Time to Check In

There have been a fair share of issues so far this year, and those were made very aware to us over the past week with parent teacher conferences and other communication from parents and students. So today during lunch I decided that we were going to start class by having a bit of a reality check and refocusing on our goals and the goals for this program.

We posted 8 sheets of paper with various prompts around the room and instructed students to spend 5-10 minutes writing a response on each one. I’ve shared the responses for three of the prompts below.

When I have an issue with Canvas (learning management system) or course material, I can…

  • try and solve the problem myself
  • talk to a teacher/ask the teacher for help/email my teacher
  • talk to my parents
  • communicate with others
  • google

Not so helpful but still semi-serious responses included:

  • wait and procrastinate, then complain to my teacher
  • blame it on technology
  • have a panic attack

When I have an issue with my group or someone in Pathways, I can…
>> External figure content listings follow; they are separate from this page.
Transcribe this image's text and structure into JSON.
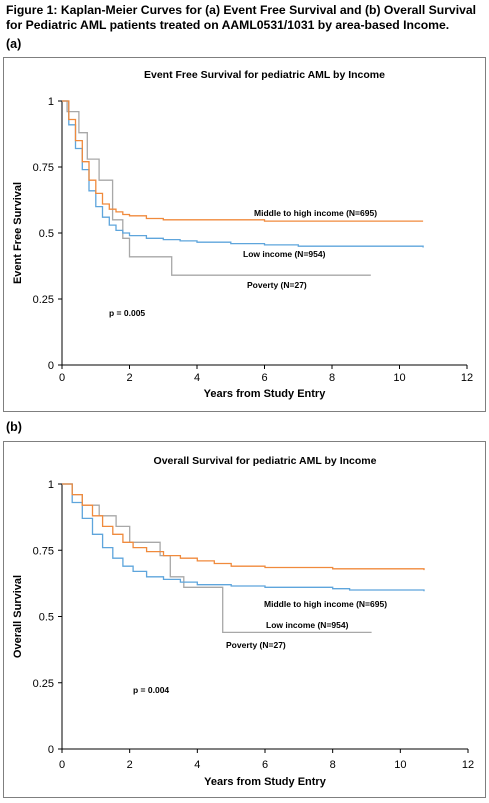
{
  "figure": {
    "title": "Figure 1: Kaplan-Meier Curves for (a) Event Free Survival and (b) Overall Survival for Pediatric AML patients treated on AAML0531/1031 by area-based Income.",
    "panel_a_label": "(a)",
    "panel_b_label": "(b)"
  },
  "colors": {
    "middle_high": "#F08A3C",
    "low": "#5EA5DC",
    "poverty": "#A8A8A8",
    "axis": "#000000",
    "border": "#7f7f7f"
  },
  "chart_data": [
    {
      "type": "line",
      "step": true,
      "title": "Event Free Survival for pediatric AML by Income",
      "xlabel": "Years from Study Entry",
      "ylabel": "Event Free Survival",
      "xlim": [
        0,
        12
      ],
      "ylim": [
        0,
        1
      ],
      "xticks": [
        "0",
        "2",
        "4",
        "6",
        "8",
        "10",
        "12"
      ],
      "yticks": [
        "0",
        "0.25",
        "0.5",
        "0.75",
        "1"
      ],
      "grid": false,
      "annotation": "p = 0.005",
      "series": [
        {
          "name": "Middle to high income (N=695)",
          "color_key": "middle_high",
          "x": [
            0,
            0.2,
            0.4,
            0.6,
            0.8,
            1.0,
            1.2,
            1.4,
            1.6,
            1.8,
            2.0,
            2.5,
            3.0,
            4.0,
            6.0,
            8.0,
            10.7
          ],
          "y": [
            1.0,
            0.93,
            0.85,
            0.77,
            0.7,
            0.65,
            0.61,
            0.59,
            0.58,
            0.57,
            0.565,
            0.555,
            0.55,
            0.55,
            0.545,
            0.545,
            0.545
          ]
        },
        {
          "name": "Low income (N=954)",
          "color_key": "low",
          "x": [
            0,
            0.2,
            0.4,
            0.6,
            0.8,
            1.0,
            1.2,
            1.4,
            1.6,
            1.8,
            2.0,
            2.5,
            3.0,
            3.5,
            4.0,
            5.0,
            6.0,
            7.0,
            8.0,
            10.7
          ],
          "y": [
            1.0,
            0.91,
            0.82,
            0.74,
            0.66,
            0.6,
            0.56,
            0.53,
            0.51,
            0.5,
            0.49,
            0.48,
            0.475,
            0.47,
            0.465,
            0.46,
            0.455,
            0.45,
            0.45,
            0.445
          ]
        },
        {
          "name": "Poverty (N=27)",
          "color_key": "poverty",
          "x": [
            0,
            0.15,
            0.5,
            0.75,
            1.1,
            1.5,
            1.8,
            2.0,
            3.25,
            9.15
          ],
          "y": [
            1.0,
            0.96,
            0.88,
            0.78,
            0.7,
            0.55,
            0.48,
            0.41,
            0.34,
            0.34
          ]
        }
      ]
    },
    {
      "type": "line",
      "step": true,
      "title": "Overall Survival for pediatric AML by Income",
      "xlabel": "Years from Study Entry",
      "ylabel": "Overall Survival",
      "xlim": [
        0,
        12
      ],
      "ylim": [
        0,
        1
      ],
      "xticks": [
        "0",
        "2",
        "4",
        "6",
        "8",
        "10",
        "12"
      ],
      "yticks": [
        "0",
        "0.25",
        "0.5",
        "0.75",
        "1"
      ],
      "grid": false,
      "annotation": "p = 0.004",
      "series": [
        {
          "name": "Middle to high income (N=695)",
          "color_key": "middle_high",
          "x": [
            0,
            0.3,
            0.6,
            0.9,
            1.2,
            1.5,
            1.8,
            2.1,
            2.5,
            3.0,
            3.5,
            4.0,
            4.5,
            5.0,
            6.0,
            8.0,
            10.7
          ],
          "y": [
            1.0,
            0.96,
            0.92,
            0.88,
            0.84,
            0.81,
            0.78,
            0.76,
            0.745,
            0.73,
            0.72,
            0.71,
            0.7,
            0.69,
            0.685,
            0.68,
            0.675
          ]
        },
        {
          "name": "Low income (N=954)",
          "color_key": "low",
          "x": [
            0,
            0.3,
            0.6,
            0.9,
            1.2,
            1.5,
            1.8,
            2.1,
            2.5,
            3.0,
            3.5,
            4.0,
            5.0,
            6.0,
            8.0,
            8.5,
            10.7
          ],
          "y": [
            1.0,
            0.93,
            0.87,
            0.81,
            0.76,
            0.72,
            0.69,
            0.67,
            0.65,
            0.64,
            0.63,
            0.62,
            0.615,
            0.61,
            0.605,
            0.6,
            0.595
          ]
        },
        {
          "name": "Poverty (N=27)",
          "color_key": "poverty",
          "x": [
            0,
            0.3,
            0.6,
            1.1,
            1.6,
            2.0,
            2.9,
            3.2,
            3.6,
            4.75,
            9.15
          ],
          "y": [
            1.0,
            0.96,
            0.92,
            0.88,
            0.84,
            0.78,
            0.73,
            0.65,
            0.61,
            0.44,
            0.44
          ]
        }
      ]
    }
  ]
}
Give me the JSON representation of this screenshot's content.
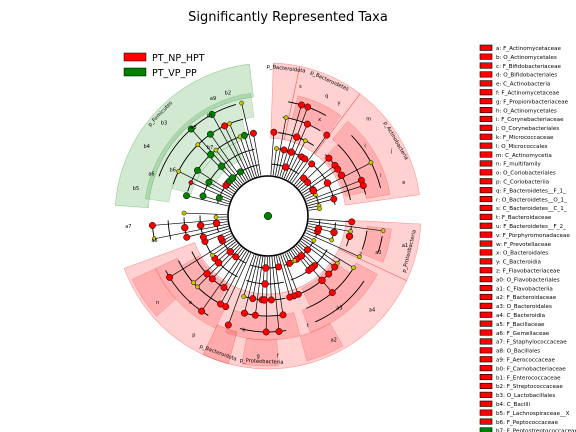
{
  "chart_data": {
    "type": "cladogram",
    "title": "Significantly Represented Taxa",
    "legend": [
      {
        "name": "PT_NP_HPT",
        "color": "#ff0000"
      },
      {
        "name": "PT_VP_PP",
        "color": "#008000"
      }
    ],
    "sectors": [
      {
        "label": "p_Firmicutes",
        "group": "PT_VP_PP",
        "color": "#008000",
        "start": 274,
        "end": 353,
        "inner": 120,
        "outer": 153
      },
      {
        "label": "p_Bacteroidota",
        "group": "PT_NP_HPT",
        "color": "#ff0000",
        "start": 2,
        "end": 12,
        "inner": 78,
        "outer": 153
      },
      {
        "label": "p_Bacteroidetes",
        "group": "PT_NP_HPT",
        "color": "#ff0000",
        "start": 12,
        "end": 37,
        "inner": 78,
        "outer": 153
      },
      {
        "label": "p_Actinobacteria",
        "group": "PT_NP_HPT",
        "color": "#ff0000",
        "start": 37,
        "end": 82,
        "inner": 78,
        "outer": 153
      },
      {
        "label": "p_Proteobacteria",
        "group": "PT_NP_HPT",
        "color": "#ff0000",
        "start": 93,
        "end": 115,
        "inner": 78,
        "outer": 153
      },
      {
        "label": "p_Proteobacteria",
        "group": "PT_NP_HPT",
        "color": "#ff0000",
        "start": 115,
        "end": 250,
        "inner": 78,
        "outer": 153
      },
      {
        "label": "p_Bacteroidota",
        "group": "PT_NP_HPT",
        "color": "#ff0000",
        "start": 195,
        "end": 205,
        "inner": 120,
        "outer": 153
      }
    ],
    "side_legend": [
      {
        "code": "a",
        "taxon": "F_Actinomycetaceae",
        "group": "PT_NP_HPT"
      },
      {
        "code": "b",
        "taxon": "O_Actinomycetales",
        "group": "PT_NP_HPT"
      },
      {
        "code": "c",
        "taxon": "F_Bifidobacteriaceae",
        "group": "PT_NP_HPT"
      },
      {
        "code": "d",
        "taxon": "O_Bifidobacteriales",
        "group": "PT_NP_HPT"
      },
      {
        "code": "e",
        "taxon": "C_Actinobacteria",
        "group": "PT_NP_HPT"
      },
      {
        "code": "f",
        "taxon": "F_Actinomycetaceae",
        "group": "PT_NP_HPT"
      },
      {
        "code": "g",
        "taxon": "F_Propionibacteriaceae",
        "group": "PT_NP_HPT"
      },
      {
        "code": "h",
        "taxon": "O_Actinomycetales",
        "group": "PT_NP_HPT"
      },
      {
        "code": "i",
        "taxon": "F_Corynebacteriaceae",
        "group": "PT_NP_HPT"
      },
      {
        "code": "j",
        "taxon": "O_Corynebacteriales",
        "group": "PT_NP_HPT"
      },
      {
        "code": "k",
        "taxon": "F_Micrococcaceae",
        "group": "PT_NP_HPT"
      },
      {
        "code": "l",
        "taxon": "O_Micrococcales",
        "group": "PT_NP_HPT"
      },
      {
        "code": "m",
        "taxon": "C_Actinomycetia",
        "group": "PT_NP_HPT"
      },
      {
        "code": "n",
        "taxon": "F_multifamily",
        "group": "PT_NP_HPT"
      },
      {
        "code": "o",
        "taxon": "O_Coriobacteriales",
        "group": "PT_NP_HPT"
      },
      {
        "code": "p",
        "taxon": "C_Coriobacteriia",
        "group": "PT_NP_HPT"
      },
      {
        "code": "q",
        "taxon": "F_Bacteroidetes__F_1_",
        "group": "PT_NP_HPT"
      },
      {
        "code": "r",
        "taxon": "O_Bacteroidetes__O_1_",
        "group": "PT_NP_HPT"
      },
      {
        "code": "s",
        "taxon": "C_Bacteroidetes__C_1_",
        "group": "PT_NP_HPT"
      },
      {
        "code": "t",
        "taxon": "F_Bacteroidaceae",
        "group": "PT_NP_HPT"
      },
      {
        "code": "u",
        "taxon": "F_Bacteroidetes__F_2_",
        "group": "PT_NP_HPT"
      },
      {
        "code": "v",
        "taxon": "F_Porphyromonadaceae",
        "group": "PT_NP_HPT"
      },
      {
        "code": "w",
        "taxon": "F_Prevotellaceae",
        "group": "PT_NP_HPT"
      },
      {
        "code": "x",
        "taxon": "O_Bacteroidales",
        "group": "PT_NP_HPT"
      },
      {
        "code": "y",
        "taxon": "C_Bacteroidia",
        "group": "PT_NP_HPT"
      },
      {
        "code": "z",
        "taxon": "F_Flavobacteriaceae",
        "group": "PT_NP_HPT"
      },
      {
        "code": "a0",
        "taxon": "O_Flavobacteriales",
        "group": "PT_NP_HPT"
      },
      {
        "code": "a1",
        "taxon": "C_Flavobacteriia",
        "group": "PT_NP_HPT"
      },
      {
        "code": "a2",
        "taxon": "F_Bacteroidaceae",
        "group": "PT_NP_HPT"
      },
      {
        "code": "a3",
        "taxon": "O_Bacteroidales",
        "group": "PT_NP_HPT"
      },
      {
        "code": "a4",
        "taxon": "C_Bacteroidia",
        "group": "PT_NP_HPT"
      },
      {
        "code": "a5",
        "taxon": "F_Bacillaceae",
        "group": "PT_NP_HPT"
      },
      {
        "code": "a6",
        "taxon": "F_Gemellaceae",
        "group": "PT_NP_HPT"
      },
      {
        "code": "a7",
        "taxon": "F_Staphylococcaceae",
        "group": "PT_NP_HPT"
      },
      {
        "code": "a8",
        "taxon": "O_Bacillales",
        "group": "PT_NP_HPT"
      },
      {
        "code": "a9",
        "taxon": "F_Aerococcaceae",
        "group": "PT_NP_HPT"
      },
      {
        "code": "b0",
        "taxon": "F_Carnobacteriaceae",
        "group": "PT_NP_HPT"
      },
      {
        "code": "b1",
        "taxon": "F_Enterococcaceae",
        "group": "PT_NP_HPT"
      },
      {
        "code": "b2",
        "taxon": "F_Streptococcaceae",
        "group": "PT_NP_HPT"
      },
      {
        "code": "b3",
        "taxon": "O_Lactobacillales",
        "group": "PT_NP_HPT"
      },
      {
        "code": "b4",
        "taxon": "C_Bacilli",
        "group": "PT_NP_HPT"
      },
      {
        "code": "b5",
        "taxon": "F_Lachnospiraceae__X",
        "group": "PT_NP_HPT"
      },
      {
        "code": "b6",
        "taxon": "F_Peptococcaceae",
        "group": "PT_NP_HPT"
      },
      {
        "code": "b7",
        "taxon": "F_Peptostreptococcaceae",
        "group": "PT_VP_PP"
      }
    ]
  },
  "colors": {
    "red": "#ff0000",
    "green": "#008000",
    "yellow": "#c8c800",
    "dark_red": "#b00000"
  }
}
  • talk with the teachers
  • talk with my group to resolve the problem
  • ignore them
  • get over it
  • talk to the group member in question

Not so helpful but still semi-serious responses included:

  • yell at the person
  • call them out

Jobs that require working on teams in some capacity include…

  • actors and actresses
  • people in doctor’s offices
  • business partners
  • law firms
  • teaching
  • engineering
  • pilots
  • designers
  • surgeons
  • coding
  • making movies
  • military
  • sports
  • scientists
  • construction
  • mechanics
  • assembly line workers

This gave us the space to hold the conversation about becoming self-advocates (“I’m sure your parents are great but we don’t teach them, we teach you! So you should be emailing or asking questions when you come in!) as well as a reminder that jobs across all career pathways are going to involve group work, so it’s important for us now, in high school, to gain the skills to be good group members (“Who wants to be 45 and working in an office and still picking up the slack on a project? Do you think you’ll enjoy working unpaid overtime because you procrastinated?”)

The rest of the day went well. Most of the time these kids are great. It’s important though, as freshmen and students in a pilot program, for us to have these conversations periodically so nothing blows up.